The agency had made a top priority of boosting the safety of the tough-to-clean devices. And it had called the elevator “a part that has been traditionally difficult to clean and reprocess.”

Duodenoscopes are widely used and were the culprits behind a wave of infections and mortalities because of the trickiness of cleaning infection-causing bacteria from some of their tiny crevices. “If not thoroughly cleaned and disinfected,” stated Shuren, the scopes “can transmit infection-causing bacteria between patients.”

In 2013, the agency discovered that there was a link between multi-drug-resistant bacteria and duodenoscopes — despite the fact that users were following the manufacturer-recommended cleaning procedures.

In August, the agency released a safety communication recommending that duodenoscope manufacturers and health care facilities transition to duodenoscopes with disposable components.

At the same time the agency acknowledged that such a shift will not happen overnight.

"We recognize that a full transition away from conventional duodenoscopes to innovative models will take time and immediate transition is not possible for all healthcare facilities due to cost and market availability," Shuren said at the time. "This is why we're communicating with healthcare facilities now — so they can begin developing a transition plan to replace conventional duodenoscopes, and those facilities that are purchasing duodenoscopes with fixed end caps can invest in the newer, innovative models.”

The newer-design end caps aim to improve cleaning.

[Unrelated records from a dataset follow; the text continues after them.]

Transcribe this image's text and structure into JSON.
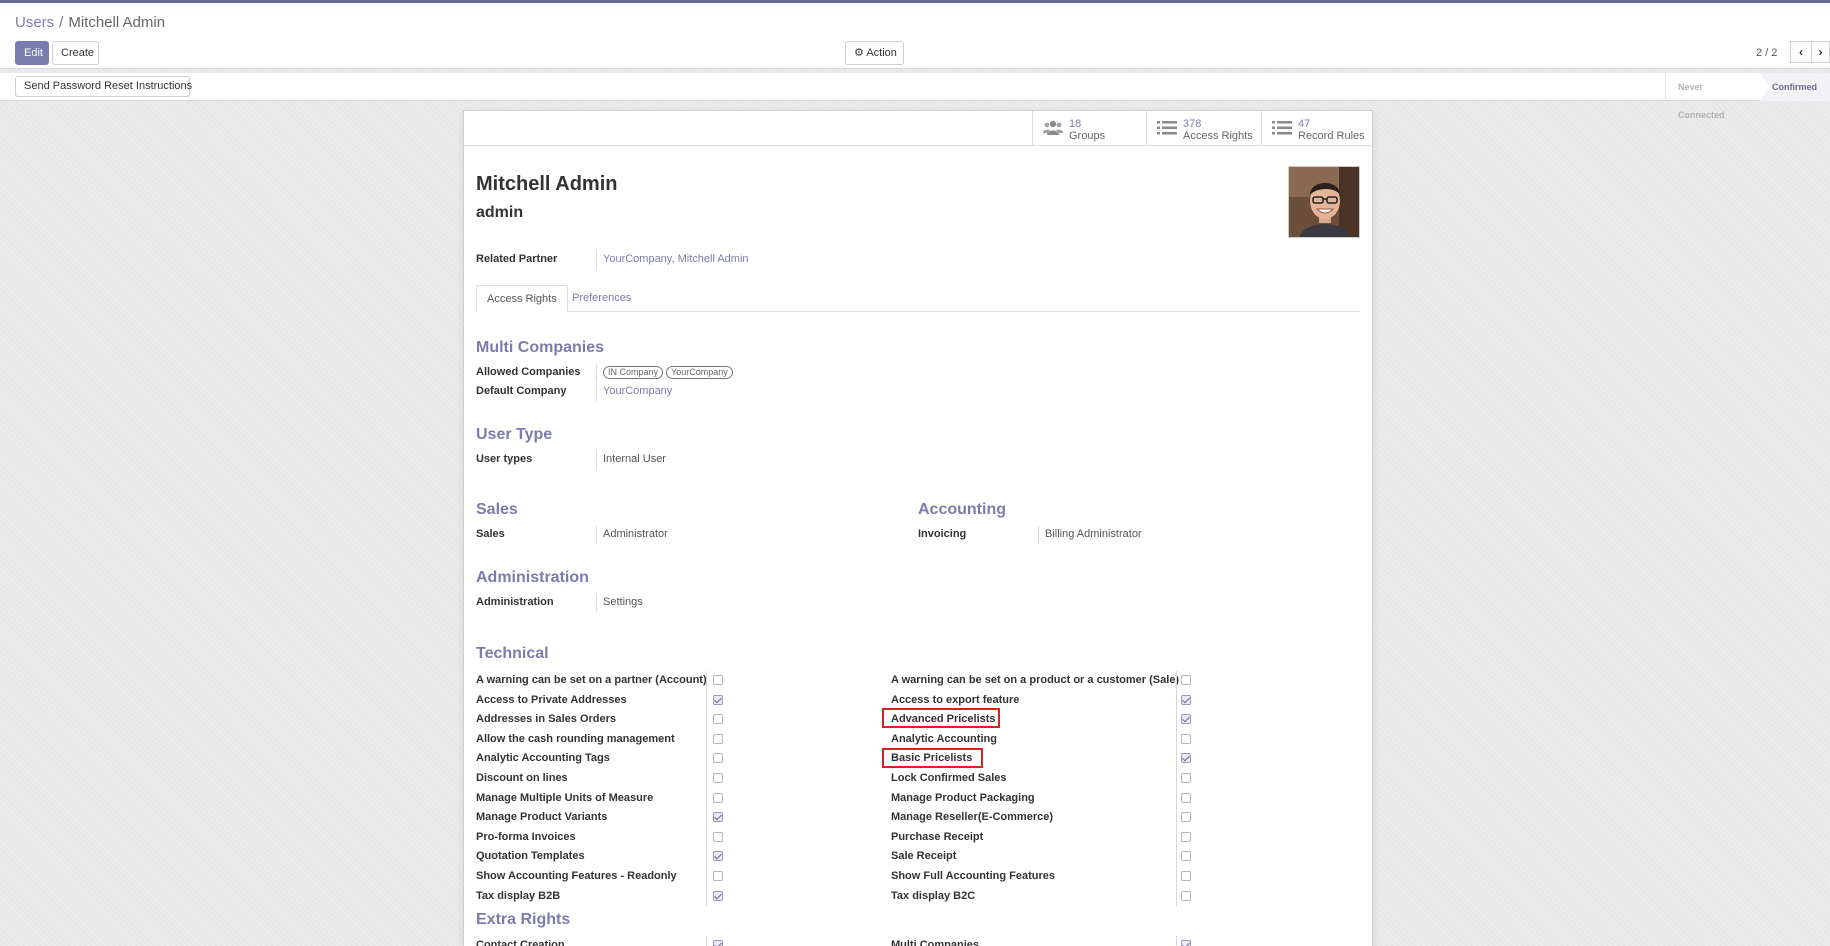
{
  "breadcrumb": {
    "parent": "Users",
    "current": "Mitchell Admin"
  },
  "toolbar": {
    "edit_label": "Edit",
    "create_label": "Create",
    "action_label": "Action"
  },
  "pager": {
    "value": "2 / 2"
  },
  "statusbar": {
    "reset_button_label": "Send Password Reset Instructions",
    "stages": [
      "Never Connected",
      "Confirmed"
    ],
    "active_stage": "Confirmed"
  },
  "stat_buttons": [
    {
      "value": "18",
      "label": "Groups",
      "icon": "users-icon"
    },
    {
      "value": "378",
      "label": "Access Rights",
      "icon": "list-icon"
    },
    {
      "value": "47",
      "label": "Record Rules",
      "icon": "list-icon"
    }
  ],
  "user": {
    "name": "Mitchell Admin",
    "login": "admin"
  },
  "related_partner": {
    "label": "Related Partner",
    "value": "YourCompany, Mitchell Admin"
  },
  "tabs": [
    {
      "label": "Access Rights",
      "active": true
    },
    {
      "label": "Preferences",
      "active": false
    }
  ],
  "multi_companies": {
    "title": "Multi Companies",
    "allowed_label": "Allowed Companies",
    "allowed_tags": [
      "IN Company",
      "YourCompany"
    ],
    "default_label": "Default Company",
    "default_value": "YourCompany"
  },
  "user_type": {
    "title": "User Type",
    "label": "User types",
    "value": "Internal User"
  },
  "sales": {
    "title": "Sales",
    "label": "Sales",
    "value": "Administrator"
  },
  "accounting": {
    "title": "Accounting",
    "label": "Invoicing",
    "value": "Billing Administrator"
  },
  "administration": {
    "title": "Administration",
    "label": "Administration",
    "value": "Settings"
  },
  "technical": {
    "title": "Technical",
    "left": [
      {
        "label": "A warning can be set on a partner (Account)",
        "checked": false
      },
      {
        "label": "Access to Private Addresses",
        "checked": true
      },
      {
        "label": "Addresses in Sales Orders",
        "checked": false
      },
      {
        "label": "Allow the cash rounding management",
        "checked": false
      },
      {
        "label": "Analytic Accounting Tags",
        "checked": false
      },
      {
        "label": "Discount on lines",
        "checked": false
      },
      {
        "label": "Manage Multiple Units of Measure",
        "checked": false
      },
      {
        "label": "Manage Product Variants",
        "checked": true
      },
      {
        "label": "Pro-forma Invoices",
        "checked": false
      },
      {
        "label": "Quotation Templates",
        "checked": true
      },
      {
        "label": "Show Accounting Features - Readonly",
        "checked": false
      },
      {
        "label": "Tax display B2B",
        "checked": true
      }
    ],
    "right": [
      {
        "label": "A warning can be set on a product or a customer (Sale)",
        "checked": false
      },
      {
        "label": "Access to export feature",
        "checked": true
      },
      {
        "label": "Advanced Pricelists",
        "checked": true
      },
      {
        "label": "Analytic Accounting",
        "checked": false
      },
      {
        "label": "Basic Pricelists",
        "checked": true
      },
      {
        "label": "Lock Confirmed Sales",
        "checked": false
      },
      {
        "label": "Manage Product Packaging",
        "checked": false
      },
      {
        "label": "Manage Reseller(E-Commerce)",
        "checked": false
      },
      {
        "label": "Purchase Receipt",
        "checked": false
      },
      {
        "label": "Sale Receipt",
        "checked": false
      },
      {
        "label": "Show Full Accounting Features",
        "checked": false
      },
      {
        "label": "Tax display B2C",
        "checked": false
      }
    ]
  },
  "extra_rights": {
    "title": "Extra Rights",
    "left": [
      {
        "label": "Contact Creation",
        "checked": true
      }
    ],
    "right": [
      {
        "label": "Multi Companies",
        "checked": true
      }
    ]
  },
  "colors": {
    "accent": "#7c7bad",
    "highlight": "#e02020"
  }
}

With fixed-end cap duodenoscopes, a plastic or rubber cap is glued to the metal edges around the distal end and may prevent tissue damage but also limits accessibility for cleaning.

The model ED34-i10T2 went through premarket clearance (510(k)) pathway.

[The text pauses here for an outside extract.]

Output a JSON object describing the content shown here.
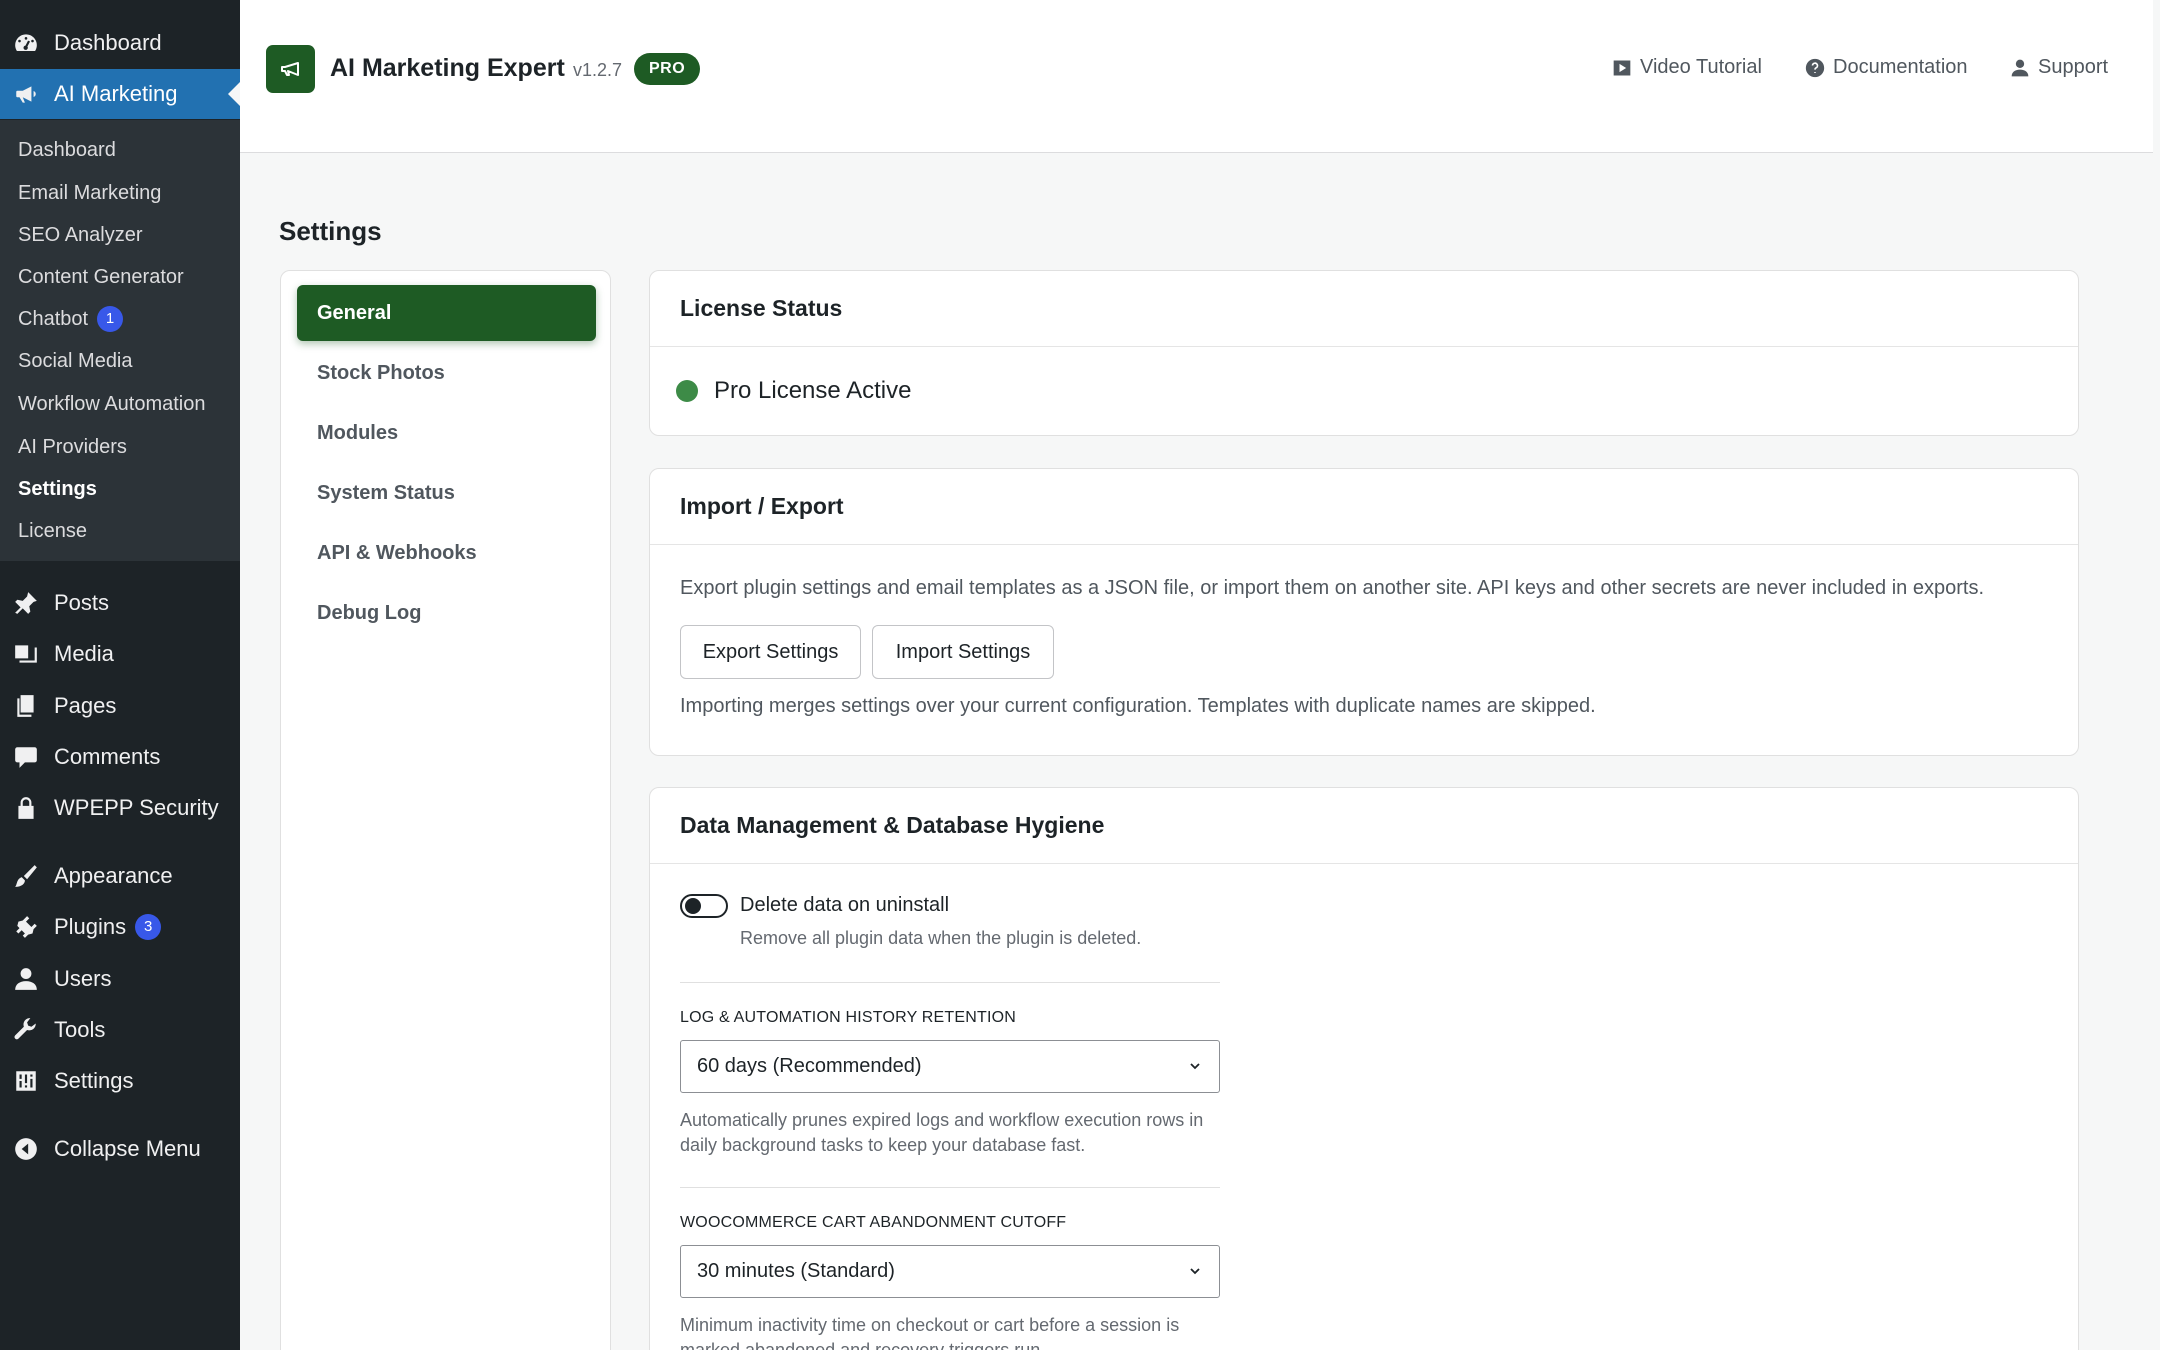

In April, postmarket studies on contamination rates after cleaning and reprocessing of Olympus, Fujifilm and Pentax duodenoscopes showed that “up to 5.4 percent of all properly collected samples tested positive for 'high concern' organisms, which is significantly higher than the earlier results,” according to Shuren in a statement at the time.

And in December, 2018, the agency found a 3 percent contamination rate for “high concern” organisms, such as E. coli or Staphylococcus aureus.

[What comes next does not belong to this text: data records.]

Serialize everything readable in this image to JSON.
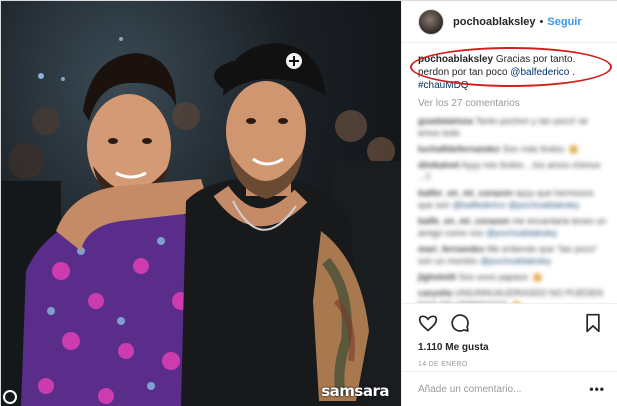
{
  "photo": {
    "alt": "",
    "watermark": "samsara"
  },
  "header": {
    "username": "pochoablaksley",
    "separator": "•",
    "follow_label": "Seguir"
  },
  "caption": {
    "username": "pochoablaksley",
    "text_1": "Gracias por tanto. perdon por tan poco",
    "mention": "@balfederico",
    "sep": " . ",
    "hashtag": "#chauMDQ"
  },
  "view_comments": "Ver los 27 comentarios",
  "comments": [
    {
      "user": "guadalaimoa",
      "text": "Tanto pochon y tan poco! se emos todo"
    },
    {
      "user": "luchafldefernandez",
      "text": "Son más lindos"
    },
    {
      "user": "dimkalvet",
      "text": "Ayyy mis lindos ...los amos chimus ...!!"
    },
    {
      "user": "balfer_en_mi_corazon",
      "text": "ayyy que hermosos que son",
      "mentions": "@balfederico @pochoablaksley"
    },
    {
      "user": "balfe_en_mi_corazon",
      "text": "me encantaria tenes un amigo como vos",
      "mentions": "@pochoablaksley"
    },
    {
      "user": "mari_fernandez",
      "text": "Me entiendo que \"tan poco\" son un montón",
      "mentions": "@pochoablaksley"
    },
    {
      "user": "jlgholoitt",
      "text": "Sos unos papaso"
    },
    {
      "user": "caryolia",
      "text": "UNIUNNUAUDRASDO NO PUEDEN MAS DE HERMOSOS"
    }
  ],
  "actions": {
    "like_icon": "heart-icon",
    "comment_icon": "speech-bubble-icon",
    "save_icon": "bookmark-icon",
    "likes": "1.110 Me gusta",
    "date": "14 de enero"
  },
  "add_comment": {
    "placeholder": "Añade un comentario...",
    "more": "•••"
  },
  "colors": {
    "accent": "#3897f0",
    "circle": "#d0201c",
    "mention": "#003569"
  }
}
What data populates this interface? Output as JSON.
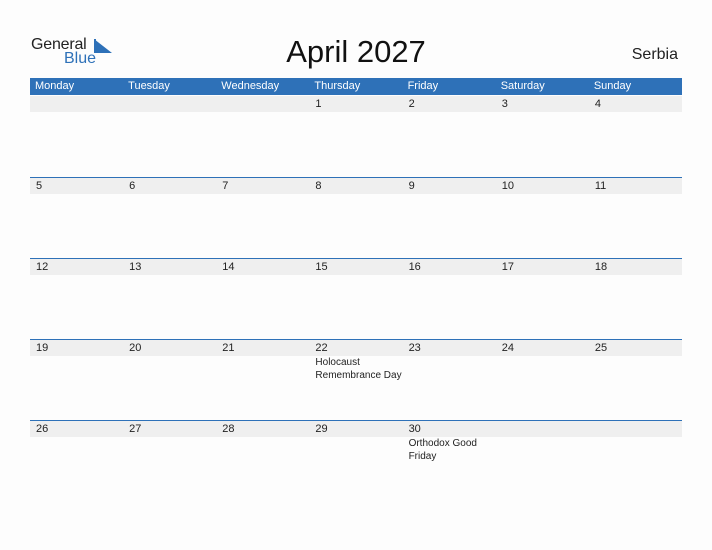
{
  "logo": {
    "general": "General",
    "blue": "Blue"
  },
  "title": "April 2027",
  "country": "Serbia",
  "weekdays": [
    "Monday",
    "Tuesday",
    "Wednesday",
    "Thursday",
    "Friday",
    "Saturday",
    "Sunday"
  ],
  "weeks": [
    {
      "days": [
        {
          "num": "",
          "event": ""
        },
        {
          "num": "",
          "event": ""
        },
        {
          "num": "",
          "event": ""
        },
        {
          "num": "1",
          "event": ""
        },
        {
          "num": "2",
          "event": ""
        },
        {
          "num": "3",
          "event": ""
        },
        {
          "num": "4",
          "event": ""
        }
      ]
    },
    {
      "days": [
        {
          "num": "5",
          "event": ""
        },
        {
          "num": "6",
          "event": ""
        },
        {
          "num": "7",
          "event": ""
        },
        {
          "num": "8",
          "event": ""
        },
        {
          "num": "9",
          "event": ""
        },
        {
          "num": "10",
          "event": ""
        },
        {
          "num": "11",
          "event": ""
        }
      ]
    },
    {
      "days": [
        {
          "num": "12",
          "event": ""
        },
        {
          "num": "13",
          "event": ""
        },
        {
          "num": "14",
          "event": ""
        },
        {
          "num": "15",
          "event": ""
        },
        {
          "num": "16",
          "event": ""
        },
        {
          "num": "17",
          "event": ""
        },
        {
          "num": "18",
          "event": ""
        }
      ]
    },
    {
      "days": [
        {
          "num": "19",
          "event": ""
        },
        {
          "num": "20",
          "event": ""
        },
        {
          "num": "21",
          "event": ""
        },
        {
          "num": "22",
          "event": "Holocaust\nRemembrance Day"
        },
        {
          "num": "23",
          "event": ""
        },
        {
          "num": "24",
          "event": ""
        },
        {
          "num": "25",
          "event": ""
        }
      ]
    },
    {
      "days": [
        {
          "num": "26",
          "event": ""
        },
        {
          "num": "27",
          "event": ""
        },
        {
          "num": "28",
          "event": ""
        },
        {
          "num": "29",
          "event": ""
        },
        {
          "num": "30",
          "event": "Orthodox Good\nFriday"
        },
        {
          "num": "",
          "event": ""
        },
        {
          "num": "",
          "event": ""
        }
      ]
    }
  ],
  "colors": {
    "accent": "#2e71b8",
    "daybar": "#efefef"
  }
}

While improvements in reprocessing have “yielded improvements,” he stated at the time, “we also received reports of three deaths of U.S. patients in 2018 that were related to infections associated with duodenoscopes. That’s three deaths too many.”

Beyond that, as many as 3.6 percent of samples tested positive for low to moderate concern organisms. “While these organisms don’t usually lead to dangerous infections, they are indicative of a reprocessing failure,” the FDA noted, adding that when the sampling studies were first launched, the agency “expected to see a total contamination rate for any type of organism of less than 1 percent or as close to zero as possible for duodenoscopes.”